FASB Outlook – How Recent Decisions by the FASB Board to Reset its Agenda Might Impact Nonprofits
The Financial Accounting Standards Board (FASB) voted Wednesday, January 29 to reorganize its future agenda in order to focus more closely on the issues most important to FASB stakeholders. This comes as the Board anticipates completion of its remaining four convergence projects for harmonizing U.S. GAAP with International Financial Reporting Standards (IFRS).
The reorganization of the FASB agenda was guided by the results of a survey conducted by the FASB last year of more than 100 members of various FASB advisory groups and other interested parties on future priorities for standard-setting. The group surveyed consisted of a number of different stakeholders that included preparers, investors, auditors, academics, industry organizations and other users and readers of financial statements.

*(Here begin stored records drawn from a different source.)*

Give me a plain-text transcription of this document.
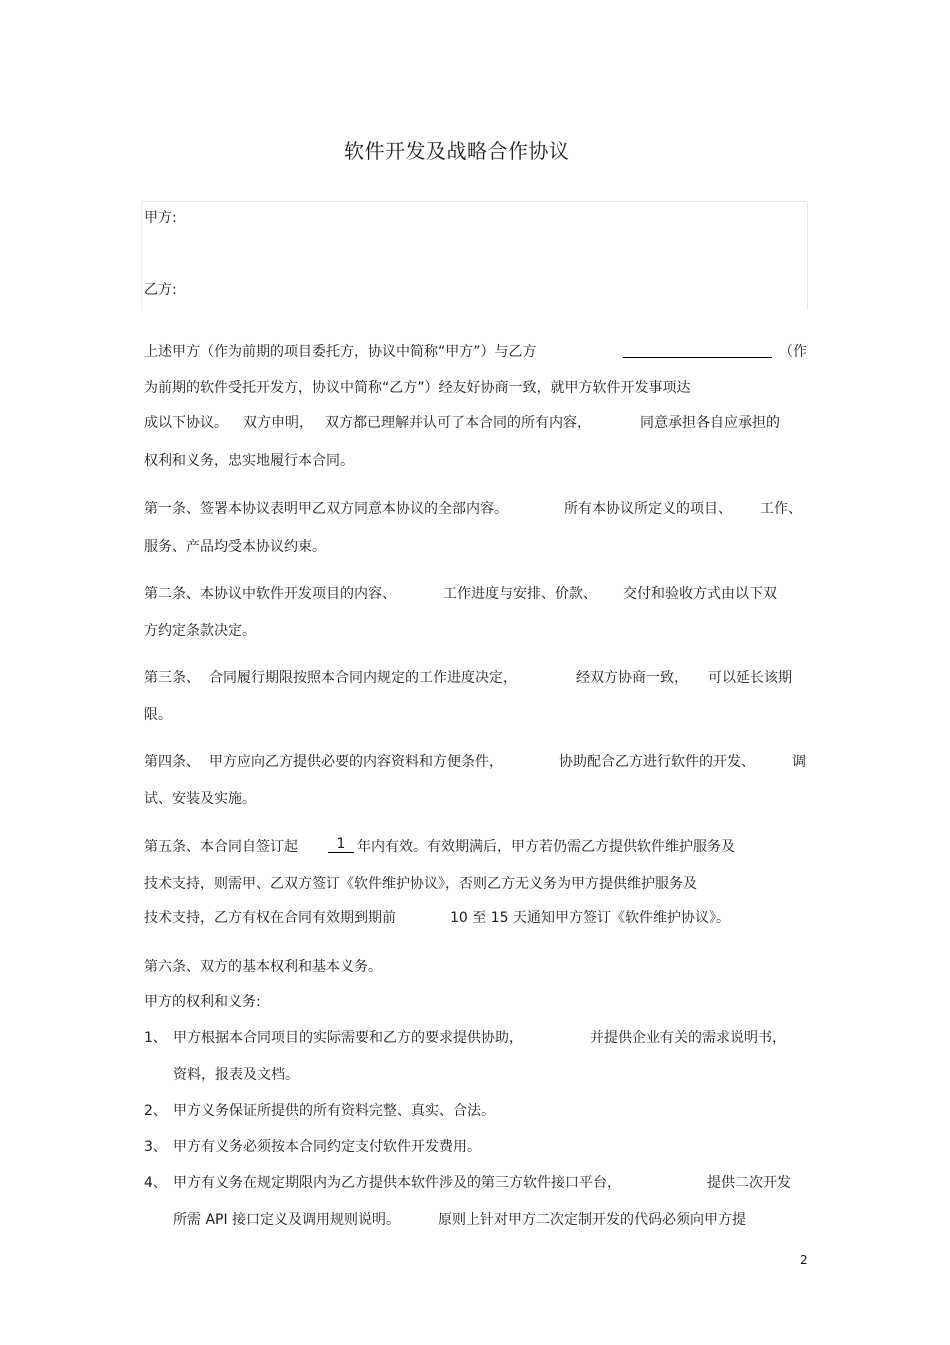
软件开发及战略合作协议
甲方:
乙方:
上述甲方（作为前期的项目委托方，协议中简称“甲方”）与乙方	（作
为前期的软件受托开发方，协议中简称“乙方”）经友好协商一致，就甲方软件开发事项达
成以下协议。 双方申明， 双方都已理解并认可了本合同的所有内容，	同意承担各自应承担的
权利和义务，忠实地履行本合同。
第一条、签署本协议表明甲乙双方同意本协议的全部内容。	所有本协议所定义的项目、 工作、
服务、产品均受本协议约束。
第二条、本协议中软件开发项目的内容、	工作进度与安排、价款、 交付和验收方式由以下双
方约定条款决定。
第三条、 合同履行期限按照本合同内规定的工作进度决定，	经双方协商一致， 可以延长该期
限。
第四条、 甲方应向乙方提供必要的内容资料和方便条件，	协助配合乙方进行软件的开发、	调
试、安装及实施。
第五条、本合同自签订起	1 年内有效。有效期满后，甲方若仍需乙方提供软件维护服务及
技术支持，则需甲、乙双方签订《软件维护协议》，否则乙方无义务为甲方提供维护服务及
技术支持，乙方有权在合同有效期到期前	10 至 15 天通知甲方签订《软件维护协议》。
第六条、双方的基本权利和基本义务。
甲方的权利和义务:
1、 甲方根据本合同项目的实际需要和乙方的要求提供协助，	并提供企业有关的需求说明书，
资料，报表及文档。
2、 甲方义务保证所提供的所有资料完整、真实、合法。
3、 甲方有义务必须按本合同约定支付软件开发费用。
4、 甲方有义务在规定期限内为乙方提供本软件涉及的第三方软件接口平台，	提供二次开发
所需 API 接口定义及调用规则说明。	原则上针对甲方二次定制开发的代码必须向甲方提
2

How might the reorganization impact nonprofit organizations? There are several key areas to monitor over the coming months, including:
- The Government Assistance Project : The FASB Board voted to add this project to its technical agenda as a way to develop guidance for disclosure requirements related to various types of government assistance. Presently, the FASB’s Accounting Standard Codification lacks specific guidance on accounting for and disclosure of government assistance, which some believe results in significant shortcomings in these organizations’ financial statements. There currently exists guidance promulgated by International Accounting Standards Board under IFRS 20, Accounting for Government Grants and Disclosure of Government Assistance, and since convergence with IFRS is a fundamental goal of the FASB, we
can expect the Board to investigate how those standards would impact any guidance issued in this regard.
- Project Removal: The FASB Board also voted to remove the Not-for-Profit Financial Reporting: Other Financial Communications project from its research agenda. In this project, the FASB was considering whether adding a Management Discussion and Analysis section to nonprofit financials would be useful. While the Board discussed a number of factors underlying the basis of their decision to remove this project, the key factors revolved around whether the final recommendations would be voluntary rather than mandatory. There was also a general cautiousness around tackling a project beyond the scope of traditional standard-setting activities, as it involves reporting outside of the basic financial statements.
- Private Company Council: During the meeting, the Board also decided that the Private Company Council (a group of stakeholders that works with the FASB to determine adjustments in accounting standards for privately held companies) should consider doing pre-agenda work on phase two of the “Definition of a Nonpublic Entity” project. This may impact nonprofits that are required to include certain financial statement disclosures that are normally reserved for public companies by virtue of the fact that they hold public debt instruments, which make them, by definition, “public” entities.